Neuroinflammation and oxidative stress have been emerging as important pathways contributing to
Parkinson's disease (PD) pathogenesis. In PD brains, the activated microglia release inflammatory factors such as
interleukin (IL)-β,
IL-6,
tumor necrosis factor (TNF)-α, and
nitric oxide (NO), which increase oxidative stress and mediate neurodegeneration. Using
1-methyl-4-phenylpyridinium (MPP+)-activated human microglial HMC3 cells and the sub-chronic
1-methyl-4-phenyl-1,2,3,6-tetrahydropyridine (
MPTP)-induced mouse model of PD, we found the potential of
indole derivative
NC009-1 against
neuroinflammation, oxidative stress, and neurodegeneration for PD. In vitro,
NC009-1 alleviated MPP+-induced cytotoxicity, reduced NO, IL-1β,
IL-6, and TNF-α production, and suppressed NLR family pyrin domain containing 3 (NLRP3)
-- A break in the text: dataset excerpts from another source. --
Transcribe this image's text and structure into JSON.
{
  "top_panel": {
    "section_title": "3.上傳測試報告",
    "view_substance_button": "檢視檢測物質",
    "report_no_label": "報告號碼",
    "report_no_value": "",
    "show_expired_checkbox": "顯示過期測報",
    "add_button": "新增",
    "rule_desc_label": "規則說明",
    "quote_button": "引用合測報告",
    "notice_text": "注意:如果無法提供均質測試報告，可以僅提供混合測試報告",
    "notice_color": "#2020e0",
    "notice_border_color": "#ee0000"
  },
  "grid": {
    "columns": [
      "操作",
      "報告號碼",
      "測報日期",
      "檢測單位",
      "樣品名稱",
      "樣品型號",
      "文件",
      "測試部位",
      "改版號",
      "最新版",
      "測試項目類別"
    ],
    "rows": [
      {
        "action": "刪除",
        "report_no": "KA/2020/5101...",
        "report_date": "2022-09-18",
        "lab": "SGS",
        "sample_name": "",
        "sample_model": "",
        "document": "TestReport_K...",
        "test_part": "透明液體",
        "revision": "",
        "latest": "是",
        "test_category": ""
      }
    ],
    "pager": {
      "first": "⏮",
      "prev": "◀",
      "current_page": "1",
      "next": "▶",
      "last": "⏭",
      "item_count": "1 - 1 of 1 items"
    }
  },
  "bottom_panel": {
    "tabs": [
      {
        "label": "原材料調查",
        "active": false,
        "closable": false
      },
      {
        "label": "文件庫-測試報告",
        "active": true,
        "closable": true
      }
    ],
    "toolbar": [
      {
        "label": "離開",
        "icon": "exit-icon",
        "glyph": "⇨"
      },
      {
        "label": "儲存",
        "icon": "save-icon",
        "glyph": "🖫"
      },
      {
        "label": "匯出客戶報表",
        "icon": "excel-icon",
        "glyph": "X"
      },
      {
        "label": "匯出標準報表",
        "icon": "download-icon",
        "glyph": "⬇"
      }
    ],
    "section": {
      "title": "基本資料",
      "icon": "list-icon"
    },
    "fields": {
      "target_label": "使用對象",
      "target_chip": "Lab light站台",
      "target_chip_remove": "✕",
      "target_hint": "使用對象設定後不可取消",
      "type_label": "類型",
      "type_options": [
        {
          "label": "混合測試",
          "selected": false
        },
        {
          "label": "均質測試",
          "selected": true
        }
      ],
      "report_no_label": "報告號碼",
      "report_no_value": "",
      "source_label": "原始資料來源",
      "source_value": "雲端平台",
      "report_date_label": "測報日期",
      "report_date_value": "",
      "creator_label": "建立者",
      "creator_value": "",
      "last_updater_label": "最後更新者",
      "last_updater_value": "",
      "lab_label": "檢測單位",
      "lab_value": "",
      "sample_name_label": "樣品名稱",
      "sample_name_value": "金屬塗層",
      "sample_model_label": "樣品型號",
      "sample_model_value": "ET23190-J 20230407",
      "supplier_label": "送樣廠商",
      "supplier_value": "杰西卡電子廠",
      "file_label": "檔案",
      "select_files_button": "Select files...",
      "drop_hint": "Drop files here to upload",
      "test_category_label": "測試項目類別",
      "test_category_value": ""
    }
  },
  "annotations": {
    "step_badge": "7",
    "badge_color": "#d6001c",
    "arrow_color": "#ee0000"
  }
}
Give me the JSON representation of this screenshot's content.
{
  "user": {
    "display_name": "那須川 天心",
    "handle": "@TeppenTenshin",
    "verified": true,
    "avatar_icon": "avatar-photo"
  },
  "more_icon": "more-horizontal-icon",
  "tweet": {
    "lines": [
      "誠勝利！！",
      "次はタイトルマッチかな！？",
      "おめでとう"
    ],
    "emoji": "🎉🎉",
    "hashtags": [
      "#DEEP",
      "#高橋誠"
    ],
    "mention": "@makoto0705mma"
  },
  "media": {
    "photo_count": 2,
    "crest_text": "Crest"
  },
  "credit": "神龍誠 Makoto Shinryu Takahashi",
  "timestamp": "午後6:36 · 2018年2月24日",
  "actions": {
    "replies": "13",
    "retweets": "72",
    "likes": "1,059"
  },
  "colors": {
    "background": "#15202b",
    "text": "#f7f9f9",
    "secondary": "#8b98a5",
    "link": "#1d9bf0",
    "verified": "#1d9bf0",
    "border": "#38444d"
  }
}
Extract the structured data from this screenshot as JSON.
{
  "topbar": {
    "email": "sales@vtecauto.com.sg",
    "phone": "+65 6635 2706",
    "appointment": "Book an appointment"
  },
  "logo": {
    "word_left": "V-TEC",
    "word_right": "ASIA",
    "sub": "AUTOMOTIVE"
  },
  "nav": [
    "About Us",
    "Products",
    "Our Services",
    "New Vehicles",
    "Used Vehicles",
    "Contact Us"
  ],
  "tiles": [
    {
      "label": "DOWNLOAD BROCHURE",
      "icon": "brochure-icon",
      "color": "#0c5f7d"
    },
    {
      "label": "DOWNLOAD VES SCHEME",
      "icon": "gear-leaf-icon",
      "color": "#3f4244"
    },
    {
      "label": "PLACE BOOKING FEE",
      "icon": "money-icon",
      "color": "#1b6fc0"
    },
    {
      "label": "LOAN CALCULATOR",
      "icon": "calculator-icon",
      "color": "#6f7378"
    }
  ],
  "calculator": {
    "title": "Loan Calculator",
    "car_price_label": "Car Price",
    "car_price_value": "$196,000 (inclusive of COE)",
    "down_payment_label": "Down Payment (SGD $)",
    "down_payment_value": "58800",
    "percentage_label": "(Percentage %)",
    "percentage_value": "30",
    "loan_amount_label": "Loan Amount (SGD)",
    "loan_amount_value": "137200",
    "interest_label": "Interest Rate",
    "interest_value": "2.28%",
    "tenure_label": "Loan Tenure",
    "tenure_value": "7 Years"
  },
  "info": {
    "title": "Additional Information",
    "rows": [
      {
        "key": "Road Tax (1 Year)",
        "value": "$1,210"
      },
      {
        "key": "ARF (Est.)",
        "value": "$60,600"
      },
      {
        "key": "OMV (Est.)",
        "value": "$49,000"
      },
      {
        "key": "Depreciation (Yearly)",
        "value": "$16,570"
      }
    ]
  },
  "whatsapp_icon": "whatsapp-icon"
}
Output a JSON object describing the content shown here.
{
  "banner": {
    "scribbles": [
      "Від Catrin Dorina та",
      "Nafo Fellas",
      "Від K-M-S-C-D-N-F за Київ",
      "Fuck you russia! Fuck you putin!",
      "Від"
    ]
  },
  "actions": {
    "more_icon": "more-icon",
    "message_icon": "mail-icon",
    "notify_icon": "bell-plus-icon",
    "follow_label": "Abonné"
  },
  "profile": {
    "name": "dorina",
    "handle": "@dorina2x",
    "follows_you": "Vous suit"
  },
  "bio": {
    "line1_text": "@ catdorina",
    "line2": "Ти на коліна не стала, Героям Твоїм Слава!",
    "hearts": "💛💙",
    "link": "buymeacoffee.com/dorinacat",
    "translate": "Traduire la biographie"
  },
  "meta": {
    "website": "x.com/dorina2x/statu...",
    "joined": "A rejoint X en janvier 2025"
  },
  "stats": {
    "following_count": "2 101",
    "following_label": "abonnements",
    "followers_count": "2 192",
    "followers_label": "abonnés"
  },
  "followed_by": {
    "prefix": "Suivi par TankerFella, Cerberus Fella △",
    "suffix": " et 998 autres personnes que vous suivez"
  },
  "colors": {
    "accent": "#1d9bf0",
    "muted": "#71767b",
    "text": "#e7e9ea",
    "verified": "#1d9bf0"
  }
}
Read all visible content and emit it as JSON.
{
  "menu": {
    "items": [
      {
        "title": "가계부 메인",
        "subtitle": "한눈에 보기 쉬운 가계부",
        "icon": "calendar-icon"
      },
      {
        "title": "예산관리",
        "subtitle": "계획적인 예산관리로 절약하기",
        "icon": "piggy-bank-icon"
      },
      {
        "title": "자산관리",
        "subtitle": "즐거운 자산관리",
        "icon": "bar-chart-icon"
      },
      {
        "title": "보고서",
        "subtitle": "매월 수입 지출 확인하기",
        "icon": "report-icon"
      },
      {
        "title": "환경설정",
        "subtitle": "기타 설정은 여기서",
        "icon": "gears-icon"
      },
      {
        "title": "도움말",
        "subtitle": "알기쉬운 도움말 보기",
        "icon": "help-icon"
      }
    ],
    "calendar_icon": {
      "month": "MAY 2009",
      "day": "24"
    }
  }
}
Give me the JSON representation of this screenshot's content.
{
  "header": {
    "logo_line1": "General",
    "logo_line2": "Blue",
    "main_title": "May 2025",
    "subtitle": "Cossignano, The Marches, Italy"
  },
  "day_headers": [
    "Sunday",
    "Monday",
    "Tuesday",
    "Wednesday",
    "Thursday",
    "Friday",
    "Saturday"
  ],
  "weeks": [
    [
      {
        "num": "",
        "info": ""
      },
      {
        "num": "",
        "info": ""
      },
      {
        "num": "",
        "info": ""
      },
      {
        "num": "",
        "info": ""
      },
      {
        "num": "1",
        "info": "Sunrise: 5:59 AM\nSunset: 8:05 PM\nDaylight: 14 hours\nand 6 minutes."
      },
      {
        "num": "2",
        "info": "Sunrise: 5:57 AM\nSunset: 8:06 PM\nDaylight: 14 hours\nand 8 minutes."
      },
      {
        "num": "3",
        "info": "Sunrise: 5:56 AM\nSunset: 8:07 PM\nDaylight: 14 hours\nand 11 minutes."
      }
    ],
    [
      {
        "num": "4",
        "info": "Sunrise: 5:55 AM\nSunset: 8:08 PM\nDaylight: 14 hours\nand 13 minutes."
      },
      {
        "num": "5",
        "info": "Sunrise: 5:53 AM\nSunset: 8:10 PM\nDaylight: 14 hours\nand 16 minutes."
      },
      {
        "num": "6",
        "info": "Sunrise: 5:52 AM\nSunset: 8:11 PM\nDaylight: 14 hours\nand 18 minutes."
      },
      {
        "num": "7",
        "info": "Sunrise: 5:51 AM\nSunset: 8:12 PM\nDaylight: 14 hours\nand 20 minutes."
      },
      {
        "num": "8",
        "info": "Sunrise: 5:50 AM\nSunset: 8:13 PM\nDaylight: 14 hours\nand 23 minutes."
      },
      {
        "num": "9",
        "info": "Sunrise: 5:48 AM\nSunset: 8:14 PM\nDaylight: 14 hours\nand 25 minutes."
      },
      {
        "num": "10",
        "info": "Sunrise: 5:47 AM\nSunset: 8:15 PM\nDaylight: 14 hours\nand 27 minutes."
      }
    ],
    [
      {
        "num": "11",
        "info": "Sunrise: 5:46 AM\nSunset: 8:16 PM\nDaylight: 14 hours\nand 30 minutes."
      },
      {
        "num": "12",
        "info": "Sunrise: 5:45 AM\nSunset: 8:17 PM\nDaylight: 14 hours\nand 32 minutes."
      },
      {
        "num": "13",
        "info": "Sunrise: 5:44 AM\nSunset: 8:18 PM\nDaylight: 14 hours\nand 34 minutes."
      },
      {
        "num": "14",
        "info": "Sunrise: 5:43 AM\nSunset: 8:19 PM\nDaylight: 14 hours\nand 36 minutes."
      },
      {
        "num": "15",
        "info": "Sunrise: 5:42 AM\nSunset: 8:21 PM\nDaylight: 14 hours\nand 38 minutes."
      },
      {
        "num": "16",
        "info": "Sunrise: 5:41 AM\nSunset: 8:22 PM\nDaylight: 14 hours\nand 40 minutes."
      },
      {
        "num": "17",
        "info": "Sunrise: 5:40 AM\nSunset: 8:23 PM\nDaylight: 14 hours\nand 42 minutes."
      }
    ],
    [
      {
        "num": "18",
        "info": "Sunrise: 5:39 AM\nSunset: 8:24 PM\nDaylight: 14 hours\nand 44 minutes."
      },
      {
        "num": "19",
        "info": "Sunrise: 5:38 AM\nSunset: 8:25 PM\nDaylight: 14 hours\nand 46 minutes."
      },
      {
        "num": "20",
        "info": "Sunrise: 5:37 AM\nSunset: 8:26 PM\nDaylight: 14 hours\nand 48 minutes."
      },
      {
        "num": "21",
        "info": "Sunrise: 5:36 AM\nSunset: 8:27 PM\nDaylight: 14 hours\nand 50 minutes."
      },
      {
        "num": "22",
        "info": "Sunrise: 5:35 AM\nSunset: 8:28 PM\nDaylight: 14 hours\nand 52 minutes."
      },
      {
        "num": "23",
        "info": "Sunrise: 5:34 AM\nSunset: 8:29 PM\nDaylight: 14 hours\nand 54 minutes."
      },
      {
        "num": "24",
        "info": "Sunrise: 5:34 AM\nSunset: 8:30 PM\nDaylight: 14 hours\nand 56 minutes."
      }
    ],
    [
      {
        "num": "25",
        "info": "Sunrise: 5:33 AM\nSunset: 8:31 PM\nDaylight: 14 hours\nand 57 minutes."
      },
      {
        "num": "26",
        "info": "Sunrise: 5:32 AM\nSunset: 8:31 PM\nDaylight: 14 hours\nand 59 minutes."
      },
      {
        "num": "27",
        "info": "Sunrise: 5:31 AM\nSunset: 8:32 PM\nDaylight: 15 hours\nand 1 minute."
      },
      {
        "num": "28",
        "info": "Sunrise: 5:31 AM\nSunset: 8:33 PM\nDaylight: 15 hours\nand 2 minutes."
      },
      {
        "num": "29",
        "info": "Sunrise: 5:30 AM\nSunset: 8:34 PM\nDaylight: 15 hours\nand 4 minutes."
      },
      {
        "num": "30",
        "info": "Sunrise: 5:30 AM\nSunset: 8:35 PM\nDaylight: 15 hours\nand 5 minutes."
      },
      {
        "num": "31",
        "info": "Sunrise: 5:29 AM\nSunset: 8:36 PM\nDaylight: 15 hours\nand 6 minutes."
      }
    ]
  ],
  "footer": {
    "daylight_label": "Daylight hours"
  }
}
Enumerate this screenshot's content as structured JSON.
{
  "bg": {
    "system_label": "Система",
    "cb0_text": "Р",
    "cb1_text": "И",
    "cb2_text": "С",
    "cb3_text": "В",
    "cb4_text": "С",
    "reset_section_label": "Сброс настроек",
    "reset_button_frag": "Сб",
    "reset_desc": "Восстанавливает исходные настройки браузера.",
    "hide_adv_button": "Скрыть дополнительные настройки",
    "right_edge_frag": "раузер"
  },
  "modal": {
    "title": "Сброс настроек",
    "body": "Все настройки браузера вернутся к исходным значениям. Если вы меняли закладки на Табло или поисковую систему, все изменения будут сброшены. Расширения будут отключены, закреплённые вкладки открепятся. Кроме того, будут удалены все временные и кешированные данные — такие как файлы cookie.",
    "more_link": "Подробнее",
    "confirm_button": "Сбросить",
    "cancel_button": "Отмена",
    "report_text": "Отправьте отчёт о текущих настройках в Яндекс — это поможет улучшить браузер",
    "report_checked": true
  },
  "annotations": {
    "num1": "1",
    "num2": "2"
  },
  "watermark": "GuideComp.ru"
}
inflammasome activation in MPP+-activated HMC3 cells. In vivo,
NC009-1 ameliorated motor deficits and non-motor depression, increased
dopamine and
dopamine transporter levels in the striatum, and reduced oxidative stress as well as microglia and astrocyte reactivity in the ventral midbrain of
MPTP-treated mice. These protective effects were achieved by down-regulating NLRP3, CASP1, iNOS, IL-1β,
IL-6, and TNF-α, and up-regulating SOD2, NRF2, and NQO1. These results strengthen the involvement of
neuroinflammation and oxidative stress in PD pathogenic mechanism, and indicate
NC009-1 as a potential drug candidate for PD treatment.